Considering the nature of human existence, I want to encourage you to read Extracts from Adam’s Diary by Mark Twain. Not only is it a very humorous commentary on the biblical book of Genesis and the meaning of words, but it is also an entertaining look at the basic man-woman relationship. Adam blames everything on Eve at first, but by the end of the brief look into his diary, we see that she has convinced him that he was actually to blame for everything all along. At the end, he says: “I see that I was mistaken about Eve in the beginning; it is better to live outside the Garden with her than inside it without her. At first I thought she talked too much; but now I should be sorry to have that voice fall silent and pass out of my life. Blessed be the chestnut that brought us near together and taught me to know the goodness of her heart and the sweetness of her spirit!”

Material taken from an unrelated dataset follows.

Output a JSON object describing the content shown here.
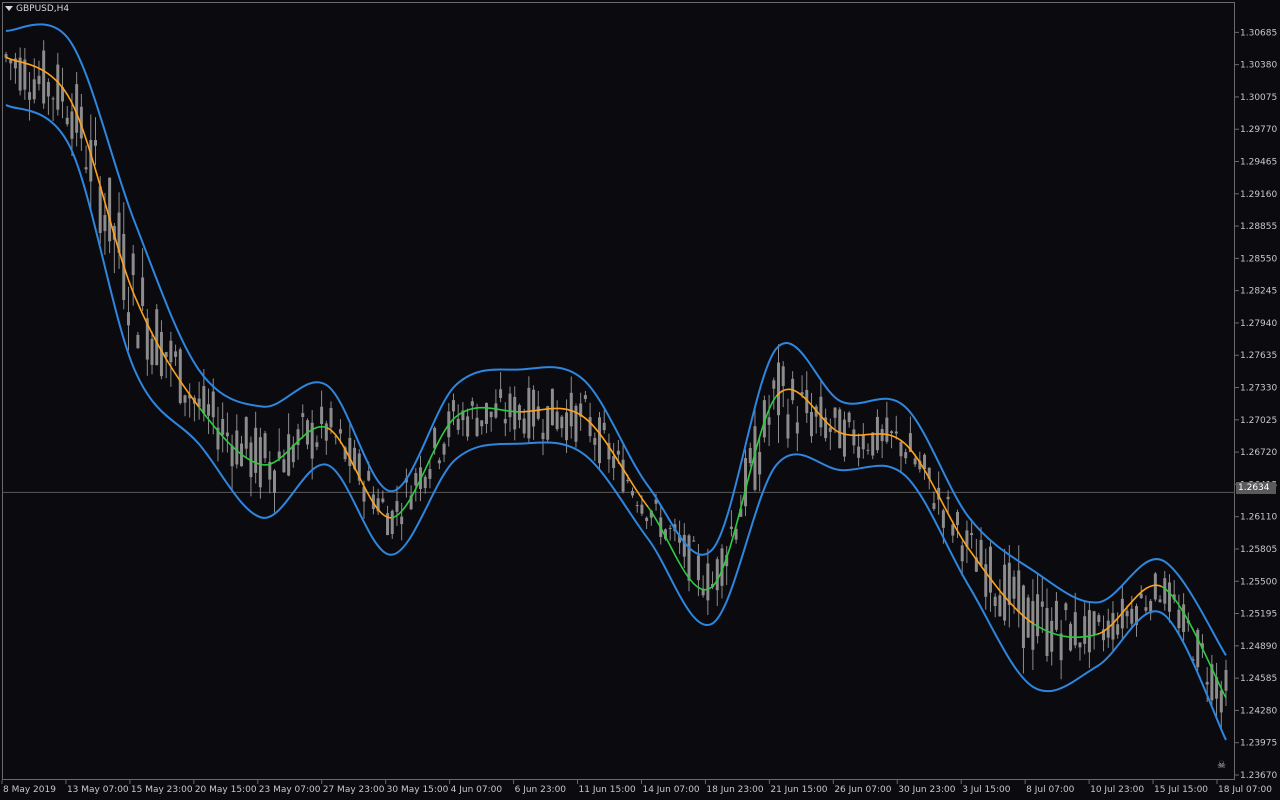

It will only take you about ten minutes to read Twain’s Excerpts from Adam’s Diary. So please go to and read it, and then go to my blogsite at for more about consciousness, thinking, and the nature of reality.

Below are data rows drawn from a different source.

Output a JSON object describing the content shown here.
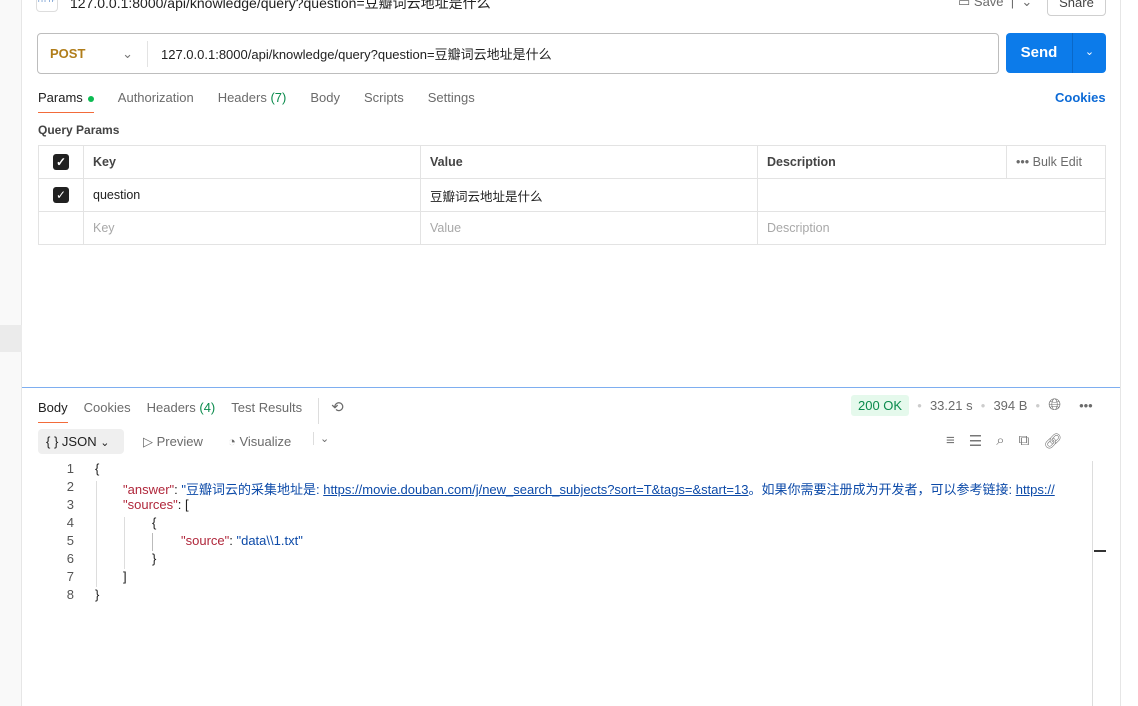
{
  "header": {
    "title": "127.0.0.1:8000/api/knowledge/query?question=豆瓣词云地址是什么",
    "http_icon": "HTTP",
    "save": "Save",
    "share": "Share"
  },
  "request": {
    "method": "POST",
    "url": "127.0.0.1:8000/api/knowledge/query?question=豆瓣词云地址是什么",
    "send": "Send",
    "tabs": [
      "Params",
      "Authorization",
      "Headers",
      "(7)",
      "Body",
      "Scripts",
      "Settings"
    ],
    "cookies": "Cookies"
  },
  "params": {
    "title": "Query Params",
    "headers": [
      "Key",
      "Value",
      "Description"
    ],
    "bulk_edit": "Bulk Edit",
    "rows": [
      {
        "key": "question",
        "value": "豆瓣词云地址是什么",
        "description": ""
      }
    ],
    "placeholders": {
      "key": "Key",
      "value": "Value",
      "description": "Description"
    }
  },
  "response": {
    "tabs": [
      "Body",
      "Cookies",
      "Headers",
      "(4)",
      "Test Results"
    ],
    "status": "200 OK",
    "time": "33.21 s",
    "size": "394 B",
    "format": "JSON",
    "preview": "Preview",
    "visualize": "Visualize",
    "code": {
      "l1": "{",
      "k_answer": "\"answer\"",
      "colon": ": ",
      "a_pre": "\"豆瓣词云的采集地址是: ",
      "a_url": "https://movie.douban.com/j/new_search_subjects?sort=T&tags=&start=13",
      "a_mid": "。如果你需要注册成为开发者，可以参考链接: ",
      "a_url2": "https://",
      "k_sources": "\"sources\"",
      "open_bracket": "[",
      "open_brace": "{",
      "k_source": "\"source\"",
      "v_source": "\"data\\\\1.txt\"",
      "close_brace": "}",
      "close_bracket": "]",
      "l8": "}"
    }
  }
}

As I said, the paradox of the ‘a prior’ existence of consciousness is the key to understanding the nature of reality. This is so because the organizing function of consciousness is found existing as what Dr. Vernon Neppe and I call gimmel, the measurable third form of reality in the heart of the proton, the most stable object in the universe, and in the energy of the electron shells surrounding the nucleus of all stable atoms. That stability is created by the organization by gimmel of the total angular momentum in every atom of the physical universe, completing the stability of atoms of the physical universe as basic unitary logical systems. In the composite forms of reality, gimmel also completes the physical universe as a finite 5-D logical system consisting of three spatial dimensions, one temporal dimension, and one dimension of consciousness. The logic of this system is the reflection of the logic of the 9-D infinity of Primary Consciousness, which is the infinite Mind of God, within which everything is embedded.

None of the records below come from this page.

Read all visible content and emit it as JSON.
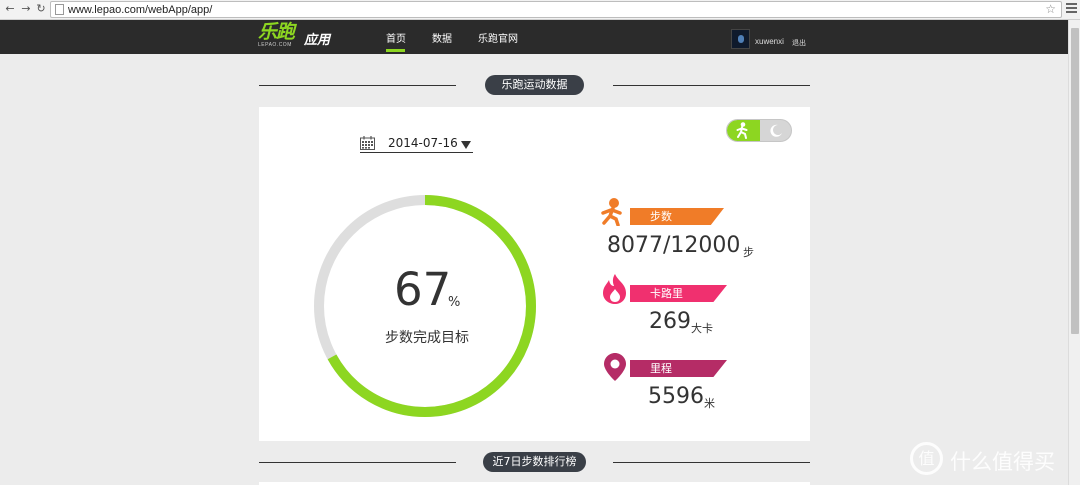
{
  "browser": {
    "url": "www.lepao.com/webApp/app/"
  },
  "header": {
    "logo_main": "乐跑",
    "logo_sub": "LEPAO.COM",
    "logo_app": "应用",
    "nav": [
      {
        "label": "首页",
        "active": true
      },
      {
        "label": "数据",
        "active": false
      },
      {
        "label": "乐跑官网",
        "active": false
      }
    ],
    "username": "xuwenxi",
    "logout_label": "退出"
  },
  "section1": {
    "title": "乐跑运动数据"
  },
  "card": {
    "date": "2014-07-16",
    "progress": {
      "value": "67",
      "unit": "%",
      "fraction": 0.67,
      "label": "步数完成目标"
    },
    "stats": [
      {
        "label": "步数",
        "value": "8077/12000",
        "unit": "步",
        "color": "#f07c28",
        "icon": "runner-icon"
      },
      {
        "label": "卡路里",
        "value": "269",
        "unit": "大卡",
        "color": "#f0306f",
        "icon": "flame-icon"
      },
      {
        "label": "里程",
        "value": "5596",
        "unit": "米",
        "color": "#b52c66",
        "icon": "location-pin-icon"
      }
    ]
  },
  "section2": {
    "title": "近7日步数排行榜"
  },
  "watermark": {
    "text": "什么值得买",
    "symbol": "值"
  },
  "colors": {
    "accent": "#8dd621",
    "header_bg": "#2b2b2b",
    "page_bg": "#ececec",
    "ring_track": "#dedede"
  }
}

The form of each 4-D atom is a toroidal energy vortex with the triadic content of mass, energy, and gimmel as its total quantized substance. The form of the cosmos is a 5-D toroidal vortex, expanding out of, and back into itself periodically. The energy form of each conscious thinking individual is also that of a torus of dynamic spiritual energy rolling through the cosmos and expanding into or contracting away from the 9-D domain of Primary Consciousness as a consequence of that individual’s conscious actions. 9-D Primary Consciousness is forever mathematically self-referential without beginning or end. (Coincidentally answering Leibniz’s most important question: “Why is there something rather than nothing?”: There is something rather than nothing because there never was, and never will be a state of absolute nothingness!)

Physical reality, as the form of the finite manifestation of Primary Consciousness, also exists without beginning or end, constantly changing in form, creating the illusions of beginnings and ends, but with no creation or destruction of the substance of reality. This is reflected in the natural law of the conservation of substance, measurable in quantum equivalence units of mass, energy, and gimmel. The inclusion of gimmel, the conscious portion of physical reality linking individual quantized consciousness to the conscious substrate of Primary Consciousness, assures the spiritual immortality of our souls. Finally, we see that reality is a self-referential continuum ranging through all dimensional domains from finite quantized physical reality to the infinitely continuous infinity of the consistent logical system of the Spiritual Reality of Primary Consciousness in God.